The present invention generally relates to the control of a storage system which has a function for assigning real storage areas to virtual storage areas constituting a virtual volume.
A technology for dynamically assigning real storage areas to virtual storage areas which constitute a virtual volume which is a virtual logical volume is known (Japanese Patent Application Laid Open No. 2005-11316, for example). This technology is also called Thin Provisioning technology. The virtual volume is also known as a Thin Provisioning volume. According to Thin Provisioning technology, a storage system comprises a storage area pool. A storage area pool is an aggregate of one or a plurality of real volumes and is constituted by a plurality of real storage areas. The respective real storage areas are the constituent elements of a real volume. A real volume is a logical volume which is formed based on the storage space of one or a plurality of physical storage devices of the storage system (hard disk or flash memory, for example). Upon receipt of a write request designating a virtual storage area of the virtual volume from a higher level device (a host computer, for example), the storage system selects a real storage area from a plurality of unassigned real storage areas and assigns the selected real storage area to a virtual storage area designated by the write request. In addition, the storage system releases the assigned real storage area in cases where assignment of a real storage area is not required for a virtual storage area for which a real storage area has been assigned.

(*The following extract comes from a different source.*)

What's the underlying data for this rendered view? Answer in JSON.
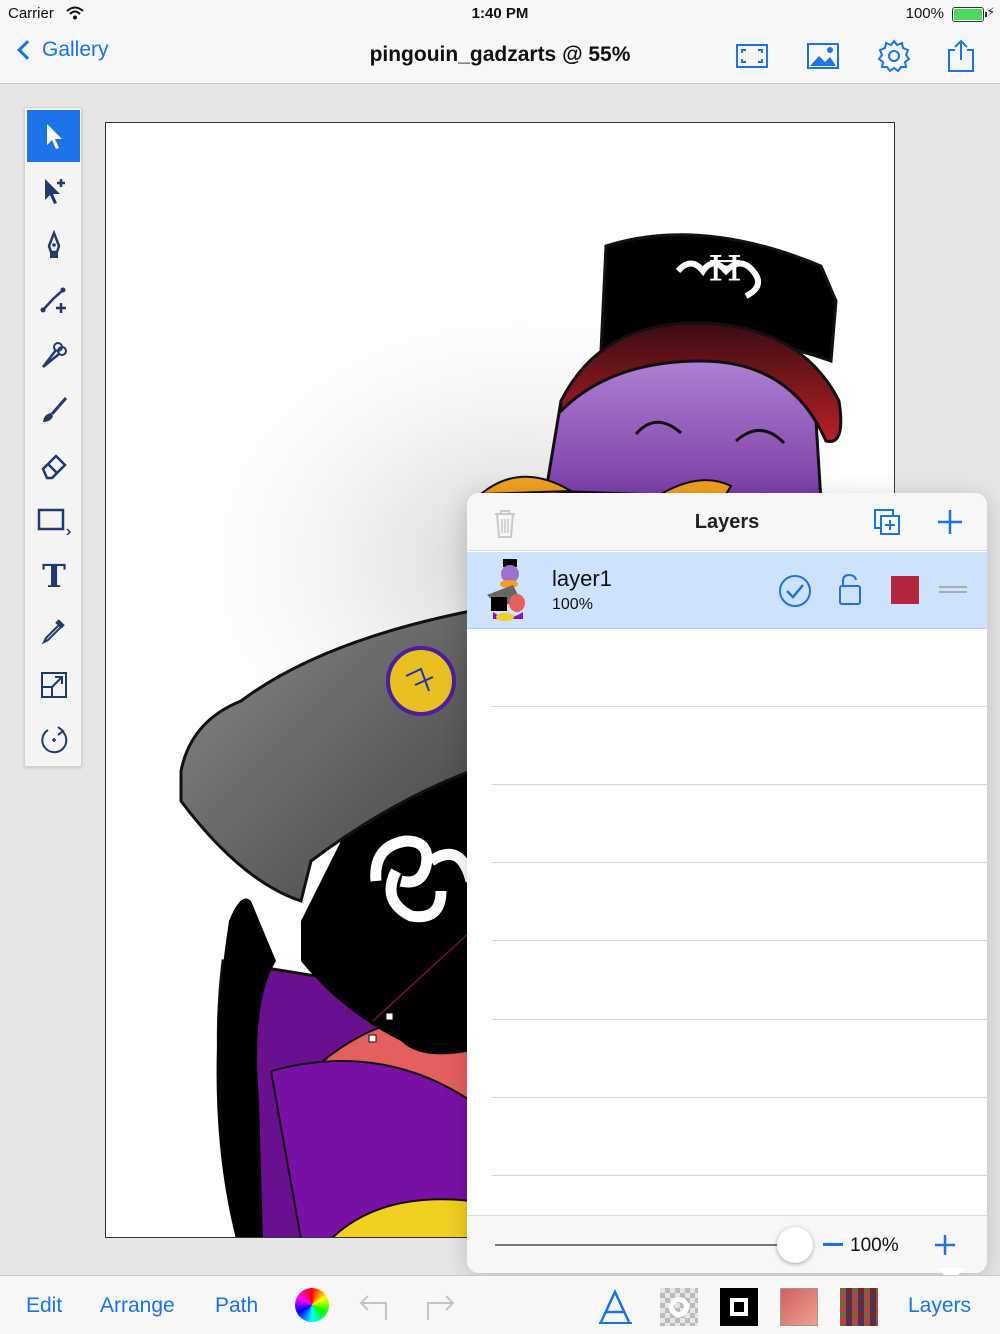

Because the virtual volume is switched from a used target to an unused target, the release of all the real storage areas which have been directly assigned to virtual volumes sometimes constitutes a problem for access performance. Cases which may be considered as cases where a problem can arise include, for example, a case where a virtual volume is the migration destination and a case where a virtual volume is assigned to a higher level device. The respective cases are described hereinbelow. In the following description, a logical volume which has an entity constituting a constituent element of a storage area pool is called a ‘real volume’ and a logical volume which has an entity which is not a constituent element of a storage area pool is called a ‘normal volume’.
(1) Case Where the Virtual Volume is the Migration Destination
Migration is the migration of data from a primary logical volume (‘PVOL’ hereinbelow) to a secondary logical volume (‘SVOL’ hereinbelow). The PVOL is the migration source and the SVOL is the migration destination. The PVOL and the SVOL may exist in different storage systems or may exist in one storage system. When migration is performed, the access path linking the higher level device and access destination change. More specifically, prior to execution of the migration, the logical volume, which constitutes the access destination of the higher level device, is the PVOL. However, following completion of the migration, the logical volume which constitutes the access destination of the higher level device is the SVOL. That is, not only a data transfer but also a change to the access path is included in the migration processing.
In cases where the migration destination (that is, SVOL) is a virtual volume to which not a single real storage area has been assigned, each time migration of data elements takes place, it is necessary to assign a real storage area to the virtual storage area constituting the data element migration destination. Hence, there is the problem that the access performance (speed, for example) during migration drops in comparison with a case where the migration destination is a normal volume.
This problem is as detailed below when an example is described with reference to FIGS. 25A to 25C. For example, as shown in FIG. 25A, the real storage area (b) of a real volume 7103 has already been assigned to a virtual storage area (B) of the virtual volume 7102. In this state, as shown in FIG. 25B, in cases where the migration of data from the virtual storage area (B) to the storage area (C) of the normal volume 7104 is complete, the assignment of the real storage area (b) to the virtual storage area (B) is cancelled (that is, the real storage area (b) is released). Thereafter, as shown in FIG. 25C, in cases where data elements stored in the storage area (D) of the normal volume 7105 undergo migration to the virtual storage area (B) of the virtual volume 7102, because the real storage area (b) assigned to the virtual storage area (B) has already been released, an unassigned real storage area must again be assigned to the virtual storage area (B).
(2) Case Where a Virtual Volume is Assigned to a Higher Level Device
In cases where not a single real storage area has been assigned to the virtual volume assigned to the higher level device, each time there is a write request designating the virtual volume from the higher level device, there is a need to assign a real storage area to the virtual storage area designated by the write request. Hence, there is the problem that the write performance (speed, for example) drops.
This problem is as detailed below when an example is described with reference to FIGS. 26A to 26B. For example, as shown in FIG. 26A, a virtual volume 7202 is assigned to a first host 7201 and a real storage area (a) of a real volume 7203 is assigned to the virtual storage area (A) of the virtual volume 7202. Here, as shown in FIG. 26B, in cases where the assignment of the virtual volume 7202 to the first host 7201 is released, the real storage area (a) is released by the storage system. Thereafter, the virtual volume 7202 is assigned to a second host 7204. Not a single real storage area has been assigned to the virtual volume 7202. Hence, in cases where a write request designating the virtual storage area (A) is received from the second host 7204, the storage system must again assign an unassigned real storage area to the virtual storage area (A).
As mentioned hereinabove, because the virtual volume is switched from a used target to an unused target, the release of all the real storage areas which have been directly assigned to virtual volumes sometimes constitutes a problem for access performance. Hence, when the real storage areas are assigned as is indefinitely to virtual volumes which are unused targets, there is the risk that the unassigned real storage area will be inadequate.